There's a neat symmetry to the way the plot of Federico Fellini's 1986 film Ginger and Fred -- about the reunion of a tap-dancing duo after 30 years on live television -- mirrors the return of his wife and muse Giulietta Masina to the fold after two decades. Last seen in 1965's Juliet of the Spirits, Masina stars as Amelia (stage name: Ginger), who agrees to appear on a special Christmas edition of gaudy variety show We Are Proud to Present with her former partner Pippo (a vanity-free Marcello Mastroianni) and frets that they aren't given time to properly rehearse. For his part, Pippo seems all too eager to take the money and run, not caring whether he makes a fool out of himself in the process.

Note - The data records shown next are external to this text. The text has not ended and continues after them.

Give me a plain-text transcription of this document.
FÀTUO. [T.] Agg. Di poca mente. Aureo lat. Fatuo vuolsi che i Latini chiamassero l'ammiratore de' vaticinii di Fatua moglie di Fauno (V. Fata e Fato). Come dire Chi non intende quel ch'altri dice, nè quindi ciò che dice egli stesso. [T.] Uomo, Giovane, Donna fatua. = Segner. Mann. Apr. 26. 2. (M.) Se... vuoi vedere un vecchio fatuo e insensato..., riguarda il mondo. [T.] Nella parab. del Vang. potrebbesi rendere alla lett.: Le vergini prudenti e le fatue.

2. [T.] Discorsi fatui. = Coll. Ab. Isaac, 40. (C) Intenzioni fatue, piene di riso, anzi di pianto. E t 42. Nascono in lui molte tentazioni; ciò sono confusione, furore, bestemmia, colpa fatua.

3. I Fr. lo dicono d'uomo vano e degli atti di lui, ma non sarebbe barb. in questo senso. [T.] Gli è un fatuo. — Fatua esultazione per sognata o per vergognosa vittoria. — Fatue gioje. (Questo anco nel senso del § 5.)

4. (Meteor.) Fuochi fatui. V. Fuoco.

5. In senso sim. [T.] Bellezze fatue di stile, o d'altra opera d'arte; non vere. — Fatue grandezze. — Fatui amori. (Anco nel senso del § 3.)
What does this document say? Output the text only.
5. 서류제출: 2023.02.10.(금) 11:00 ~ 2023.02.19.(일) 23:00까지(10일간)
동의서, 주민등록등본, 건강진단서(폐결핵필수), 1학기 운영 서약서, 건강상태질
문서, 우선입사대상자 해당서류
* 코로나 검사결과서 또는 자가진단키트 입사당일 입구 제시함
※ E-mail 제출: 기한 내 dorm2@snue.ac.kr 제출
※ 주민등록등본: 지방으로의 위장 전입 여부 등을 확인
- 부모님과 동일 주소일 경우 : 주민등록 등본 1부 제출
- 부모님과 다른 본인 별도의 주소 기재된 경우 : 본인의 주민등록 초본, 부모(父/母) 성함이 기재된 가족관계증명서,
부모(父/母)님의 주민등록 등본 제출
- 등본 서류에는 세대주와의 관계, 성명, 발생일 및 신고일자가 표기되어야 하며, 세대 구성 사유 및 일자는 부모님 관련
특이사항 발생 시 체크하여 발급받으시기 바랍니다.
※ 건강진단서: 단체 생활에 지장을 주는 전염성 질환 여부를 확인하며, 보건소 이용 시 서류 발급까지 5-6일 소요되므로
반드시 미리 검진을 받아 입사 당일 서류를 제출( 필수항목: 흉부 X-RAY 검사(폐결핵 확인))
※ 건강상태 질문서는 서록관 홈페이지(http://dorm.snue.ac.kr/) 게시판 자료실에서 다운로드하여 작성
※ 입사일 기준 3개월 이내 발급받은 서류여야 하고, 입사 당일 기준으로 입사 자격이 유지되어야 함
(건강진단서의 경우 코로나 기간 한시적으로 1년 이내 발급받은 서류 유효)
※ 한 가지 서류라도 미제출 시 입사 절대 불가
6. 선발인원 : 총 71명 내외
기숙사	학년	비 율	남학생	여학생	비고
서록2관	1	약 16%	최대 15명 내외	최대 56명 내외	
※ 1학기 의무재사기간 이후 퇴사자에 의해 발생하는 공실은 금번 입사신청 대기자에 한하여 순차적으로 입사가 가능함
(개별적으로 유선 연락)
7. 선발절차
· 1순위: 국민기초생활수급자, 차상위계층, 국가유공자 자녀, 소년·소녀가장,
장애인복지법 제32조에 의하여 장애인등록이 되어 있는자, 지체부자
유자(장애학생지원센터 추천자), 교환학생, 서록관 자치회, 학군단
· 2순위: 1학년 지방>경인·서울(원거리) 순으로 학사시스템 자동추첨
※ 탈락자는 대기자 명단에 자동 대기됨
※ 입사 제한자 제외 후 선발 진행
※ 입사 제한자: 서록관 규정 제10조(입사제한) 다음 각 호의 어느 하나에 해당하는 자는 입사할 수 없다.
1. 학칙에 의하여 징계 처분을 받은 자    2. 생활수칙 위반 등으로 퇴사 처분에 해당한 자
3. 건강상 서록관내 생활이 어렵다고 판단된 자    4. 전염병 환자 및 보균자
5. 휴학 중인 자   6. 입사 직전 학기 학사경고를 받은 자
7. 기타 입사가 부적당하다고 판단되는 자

In light of the film's depiction of the frenzied preparations for the television broadcast (hosted by Franco Fabrizi, also reuniting with Fellini for the first time in decades) and the jockeying for attention that surrounds the whole enterprise, it quickly becomes clear that Fellini doesn't think too much of the medium. (This is also reflected in the lightly satirized commercials and the way various characters' eyes are glued to the set by a dramatic football match or a flashy pop-music clip.) Underneath it all, though, there's an air of finality built into Amelia and Pippo's belated bid for the limelight, from the actor in a skeleton costume looming over Pippo's shoulder in the studio commissary to the choice of Irving Berlin's "Let's Face the Music and Dance" for the medley of show tunes the two of them dance to as "Ginger and Fred." Even if they are asked for their autographs while they're bidding each other farewell in the film's closing moments, the understanding is that this attention will be fleeting at best and they'll dip back into anonymity as quickly as you can change the channel.